The passive attitude to which the glorious actions of Jesus seemed to lead was not a place in which they could learn what he wanted to teach next or understand what he wanted to tell them. For this reason he began by saying, "Pay attention to what I am telling you". He wanted to wake them up and help them transition from something unimaginably good to something unimaginably difficult. He knew that humanly this juxtaposition was hard to navigate and understood the temptation to shape one's attention to only receive the wholly positive and pleasant. But not everything Jesus had to say would be immediately positive or pleasant. And in fact, the main message of Jesus was not the surrounding miracles and mighty deeds, which were more like side effects of who he was, and demonstrations of the authenticity of his claims to authority. Or they were like previews of something that would come in fullness only on the far side of the dark hour after the resurrection. But in any case, they could not be the exclusive subject of one's focus or attention.

The Son of Man is to be handed over to men.

Jesus desired his disciples to have a more wholistic understanding of his mission, that it was not only focused on miracles, but especially on mercy, mercy which he could only bestow on the world through offering himself as a sacrifice for sin. This understanding of Jesus was necessary for anyone who wanted to be his disciple since disciples would need to take up their own crosses to follow him. He wanted disciples who could shift attention from miracles to mercy as God directed them in the midst of their concrete individual circumstances. He knew the temptation to live in only one mode, pure affirmation, or pure negation.
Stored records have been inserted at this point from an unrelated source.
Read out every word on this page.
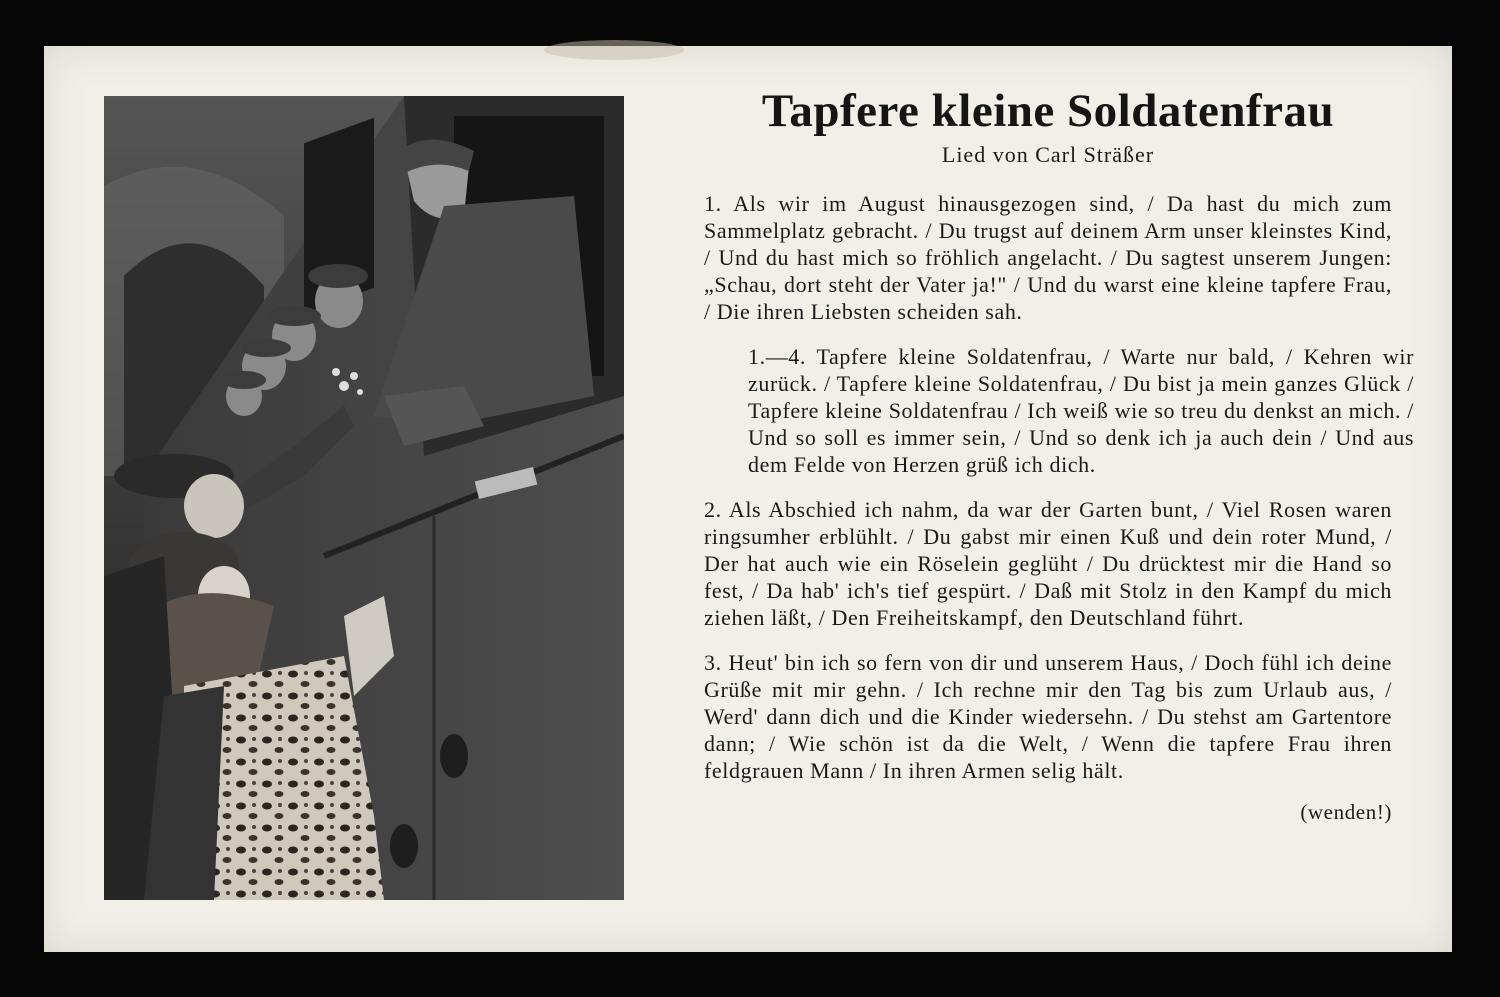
Tapfere kleine Soldatenfrau
Lied von Carl Sträßer

1. Als wir im August hinausgezogen sind, / Da hast du mich zum Sammelplatz gebracht. / Du trugst auf deinem Arm unser kleinstes Kind, / Und du hast mich so fröhlich angelacht. / Du sagtest unserem Jungen: „Schau, dort steht der Vater ja!" / Und du warst eine kleine tapfere Frau, / Die ihren Liebsten scheiden sah.

1.—4. Tapfere kleine Soldatenfrau, / Warte nur bald, / Kehren wir zurück. / Tapfere kleine Soldatenfrau, / Du bist ja mein ganzes Glück / Tapfere kleine Soldatenfrau / Ich weiß wie so treu du denkst an mich. / Und so soll es immer sein, / Und so denk ich ja auch dein / Und aus dem Felde von Herzen grüß ich dich.

2. Als Abschied ich nahm, da war der Garten bunt, / Viel Rosen waren ringsumher erblühlt. / Du gabst mir einen Kuß und dein roter Mund, / Der hat auch wie ein Röselein geglüht / Du drücktest mir die Hand so fest, / Da hab' ich's tief gespürt. / Daß mit Stolz in den Kampf du mich ziehen läßt, / Den Freiheitskampf, den Deutschland führt.

3. Heut' bin ich so fern von dir und unserem Haus, / Doch fühl ich deine Grüße mit mir gehn. / Ich rechne mir den Tag bis zum Urlaub aus, / Werd' dann dich und die Kinder wiedersehn. / Du stehst am Gartentore dann; / Wie schön ist da die Welt, / Wenn die tapfere Frau ihren feldgrauen Mann / In ihren Armen selig hält.

(wenden!)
Pure affirmation was obviously out the window in the sense of being able to focus only on pleasant feelings. But the cross was not a pure negation. It did not mean the triumph of suffering and death, but the opposite. There was a way to hold the tension of miracles and mercy in mind simultaneously when proper attention was paid to the cross. Because then the cross would be revealed to be an even greater affirmation of life and creation than anything the more simplistic miraculous manifestations could convey, because the cross led inexorably, and, importantly, irreversibly, to the resurrection.